Daily Archives: July 25, 2020

He Shall Give Thee Thy Heart’s Desire: a Response to Psalm 37

the cool inviting glades
Of my new life in you

In my new sequence of poems written in response to the Psalter we have come to psalm 37. One of the most trenchant, and the most comforting of the psalms, it puts the brief flourishing of wickedness in this world into its true context and invites us to re-orient our loves and desires, to delight in the true God who knows our hearts and will give us our heart’s desire:

  1. FRET not thyself because of the ungodly: neither be thou envious against the evil-doers.
  2. For they shall soon be cut down like the grass: and be withered even as the green herb.
  3. Put thou thy trust in the Lord, and be doing good: dwell in the land, and verily thou shalt be fed.
  4. Delight thou in the Lord: and he shall give thee thy heart’s desire.
  5. Commit thy way unto the Lord, and put thy trust in him: and he shall bring it to pass.
  6. He shall make thy righteousness as clear as the light: and thy just dealing as the noon-day.

In my response to this poem I have dwelt on both the lovely promise that He will give us our heart’s desire, which is really the desire for God himself, and also on that image of the clear and growing light of his coming Kingdom.

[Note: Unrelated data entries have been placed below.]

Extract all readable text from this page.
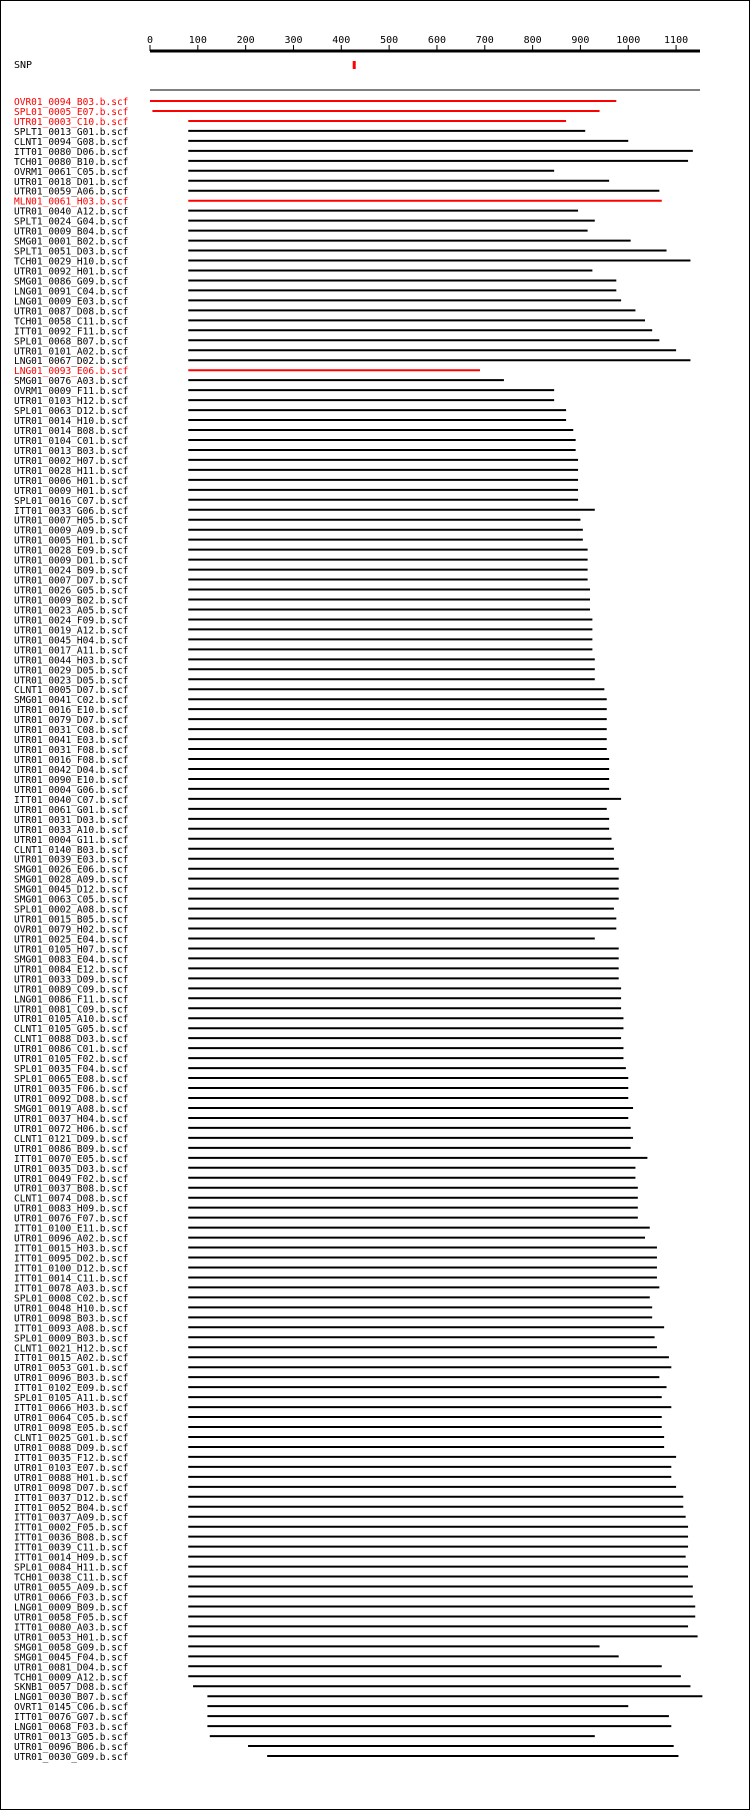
0	100	200	300	400	500	600	700	800	900	1000 1100
SNP
OVR01_0094_B03.b.scf
SPL01_0005_E07.b.scf
UTR01_0003_C10.b.scf
SPLT1_0013_G01.b.scf
CLNT1_0094_G08.b.scf
ITT01_0080_D06.b.scf
TCH01_0080_B10.b.scf
OVRM1_0061_C05.b.scf
UTR01_0018_D01.b.scf
UTR01_0059_A06.b.scf
MLN01_0061_H03.b.scf
UTR01_0040_A12.b.scf
SPLT1_0024_G04.b.scf
UTR01_0009_B04.b.scf
SMG01_0001_B02.b.scf
SPLT1_0051_D03.b.scf
TCH01_0029_H10.b.scf
UTR01_0092_H01.b.scf
SMG01_0086_G09.b.scf
LNG01_0091_C04.b.scf
LNG01_0009_E03.b.scf
UTR01_0087_D08.b.scf
TCH01_0058_C11.b.scf
ITT01_0092_F11.b.scf
SPL01_0068_B07.b.scf
UTR01_0101_A02.b.scf
LNG01_0067_D02.b.scf
LNG01_0093_E06.b.scf
SMG01_0076_A03.b.scf
OVRM1_0009_F11.b.scf
UTR01_0103_H12.b.scf
SPL01_0063_D12.b.scf
UTR01_0014_H10.b.scf
UTR01_0014_B08.b.scf
UTR01_0104_C01.b.scf
UTR01_0013_B03.b.scf
UTR01_0002_H07.b.scf
UTR01_0028_H11.b.scf
UTR01_0006_H01.b.scf
UTR01_0009_H01.b.scf
SPL01_0016_C07.b.scf
ITT01_0033_G06.b.scf
UTR01_0007_H05.b.scf
UTR01_0009_A09.b.scf
UTR01_0005_H01.b.scf
UTR01_0028_E09.b.scf
UTR01_0009_D01.b.scf
UTR01_0024_B09.b.scf
UTR01_0007_D07.b.scf
UTR01_0026_G05.b.scf
UTR01_0009_B02.b.scf
UTR01_0023_A05.b.scf
UTR01_0024_F09.b.scf
UTR01_0019_A12.b.scf
UTR01_0045_H04.b.scf
UTR01_0017_A11.b.scf
UTR01_0044_H03.b.scf
UTR01_0029_D05.b.scf
UTR01_0023_D05.b.scf
CLNT1_0005_D07.b.scf
SMG01_0041_C02.b.scf
UTR01_0016_E10.b.scf
UTR01_0079_D07.b.scf
UTR01_0031_C08.b.scf
UTR01_0041_E03.b.scf
UTR01_0031_F08.b.scf
UTR01_0016_F08.b.scf
UTR01_0042_D04.b.scf
UTR01_0090_E10.b.scf
UTR01_0004_G06.b.scf
ITT01_0040_C07.b.scf
UTR01_0061_G01.b.scf
UTR01_0031_D03.b.scf
UTR01_0033_A10.b.scf
UTR01_0004_G11.b.scf
CLNT1_0140_B03.b.scf
UTR01_0039_E03.b.scf
SMG01_0026_E06.b.scf
SMG01_0028_A09.b.scf
SMG01_0045_D12.b.scf
SMG01_0063_C05.b.scf
SPL01_0002_A08.b.scf
UTR01_0015_B05.b.scf
OVR01_0079_H02.b.scf
UTR01_0025_E04.b.scf
UTR01_0105_H07.b.scf
SMG01_0083_E04.b.scf
UTR01_0084_E12.b.scf
UTR01_0033_D09.b.scf
UTR01_0089_C09.b.scf
LNG01_0086_F11.b.scf
UTR01_0081_C09.b.scf
UTR01_0105_A10.b.scf
CLNT1_0105_G05.b.scf
CLNT1_0088_D03.b.scf
UTR01_0086_C01.b.scf
UTR01_0105_F02.b.scf
SPL01_0035_F04.b.scf
SPL01_0065_E08.b.scf
UTR01_0035_F06.b.scf
UTR01_0092_D08.b.scf
SMG01_0019_A08.b.scf
UTR01_0037_H04.b.scf
UTR01_0072_H06.b.scf
CLNT1_0121_D09.b.scf
UTR01_0086_B09.b.scf
ITT01_0070_E05.b.scf
UTR01_0035_D03.b.scf
UTR01_0049_F02.b.scf
UTR01_0037_B08.b.scf
CLNT1_0074_D08.b.scf
UTR01_0083_H09.b.scf
UTR01_0076_F07.b.scf
ITT01_0100_E11.b.scf
UTR01_0096_A02.b.scf
ITT01_0015_H03.b.scf
ITT01_0095_D02.b.scf
ITT01_0100_D12.b.scf
ITT01_0014_C11.b.scf
ITT01_0078_A03.b.scf
SPL01_0008_C02.b.scf
UTR01_0048_H10.b.scf
UTR01_0098_B03.b.scf
ITT01_0093_A08.b.scf
SPL01_0009_B03.b.scf
CLNT1_0021_H12.b.scf
ITT01_0015_A02.b.scf
UTR01_0053_G01.b.scf
UTR01_0096_B03.b.scf
ITT01_0102_E09.b.scf
SPL01_0105_A11.b.scf
ITT01_0066_H03.b.scf
UTR01_0064_C05.b.scf
UTR01_0098_E05.b.scf
CLNT1_0025_G01.b.scf
UTR01_0088_D09.b.scf
ITT01_0035_F12.b.scf
UTR01_0103_E07.b.scf
UTR01_0088_H01.b.scf
UTR01_0098_D07.b.scf
ITT01_0037_D12.b.scf
ITT01_0052_B04.b.scf
ITT01_0037_A09.b.scf
ITT01_0002_F05.b.scf
ITT01_0036_B08.b.scf
ITT01_0039_C11.b.scf
ITT01_0014_H09.b.scf
SPL01_0084_H11.b.scf
TCH01_0038_C11.b.scf
UTR01_0055_A09.b.scf
UTR01_0066_F03.b.scf
LNG01_0009_B09.b.scf
UTR01_0058_F05.b.scf
ITT01_0080_A03.b.scf
UTR01_0053_H01.b.scf
SMG01_0058_G09.b.scf
SMG01_0045_F04.b.scf
UTR01_0081_D04.b.scf
TCH01_0009_A12.b.scf
SKNB1_0057_D08.b.scf
LNG01_0030_B07.b.scf
OVRT1_0145_C06.b.scf
ITT01_0076_G07.b.scf
LNG01_0068_F03.b.scf
UTR01_0013_G05.b.scf
UTR01_0096_B06.b.scf
UTR01_0030_G09.b.scf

I also allude briefly to that passage in Milton’s Comus where the two brothers are discussing the problem of evil and one of them says

But evil on itself shall back recoil,
And mix no more with goodness…

As usual you can hear me read the poem by pressing the ‘play’ button if it appears, or else by clicking on the title. For the other poems in my psalm series type the word ‘psalm’ into the search box on the right.

XXXVII Noli aemulari

I’ll fret no more for passing wickedness,

No more than for the new mown grass that fades

To leave room for the growth and tenderness

 

Of fresh green leaves; the cool inviting glades

Of my new life in you, my heart’s desire.

The True Sun rises now, and soon the shades,

 

The last black shades of night, will ‘back retire

And mix no more with good’. Then I will sing

The song of my redemption in that choir

 

Where I, whom you have made, at last can bring

My song to its beginning and its end.

Till then I’ll be content with each small thing

 

Your love provides, and let the rich contend

With one another for their fading wealth

For I have found my God and my true friend.